Je commence à en avoir marre de toutes ces histoires compliquées d’humains. Si les religieux veulent condamner les scientifiques, qu’ils le fassent. Tout ce que je leur demande c’est qu’ils nous respectent, nous les chats.
— Je ne suis pas fatiguée, je veux retrouver Angelo, je lui lance. Tu m’as signalé qu’il se trouvait dans une forêt de l’ouest. Partons le rejoindre.
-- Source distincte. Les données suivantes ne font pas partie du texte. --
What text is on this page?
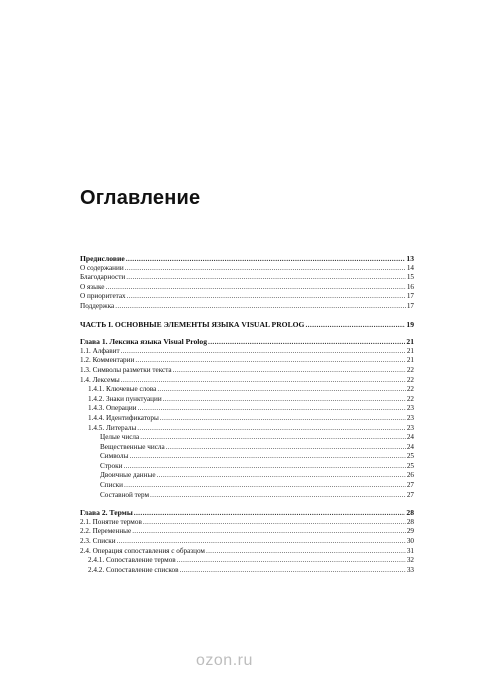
Оглавление
Предисловие .....	13
О содержании .....	14
Благодарности .....	15
О языке .....	16
О приоритетах .....	17
Поддержка .....	17
ЧАСТЬ I. ОСНОВНЫЕ ЭЛЕМЕНТЫ ЯЗЫКА VISUAL PROLOG .....	19
Глава 1. Лексика языка Visual Prolog .....	21
1.1. Алфавит .....	21
1.2. Комментарии .....	21
1.3. Символы разметки текста .....	22
1.4. Лексемы .....	22
1.4.1. Ключевые слова .....	22
1.4.2. Знаки пунктуации .....	22
1.4.3. Операции .....	23
1.4.4. Идентификаторы .....	23
1.4.5. Литералы .....	23
Целые числа .....	24
Вещественные числа .....	24
Символы .....	25
Строки .....	25
Двоичные данные .....	26
Списки .....	27
Составной терм .....	27
Глава 2. Термы .....	28
2.1. Понятие термов .....	28
2.2. Переменные .....	29
2.3. Списки .....	30
2.4. Операция сопоставления с образцом .....	31
2.4.1. Сопоставление термов .....	32
2.4.2. Сопоставление списков .....	33
ozon.ru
Finalement, j’ai beau me voir comme une mauvaise mère, je ne suis pas si détachée que ça de ma progéniture. Et cela peut sembler surprenant mais à cet instant, alors que nous sommes en pleine crise — peut-être justement parce que j’ai survécu en traversant des épreuves terribles (j’ai vaincu un humain cinq fois plus grand que moi !), peut-être parce que j’ai eu la curiosité d’aller à la rencontre de mon voisin et la patience d’écouter son enseignement —, je me sens bien. Plus que cela : je me sens prête, moi, Bastet, à mon niveau et avec mes moyens, à essayer de changer un peu ce monde pour qu’il s’oriente dans une meilleure direction.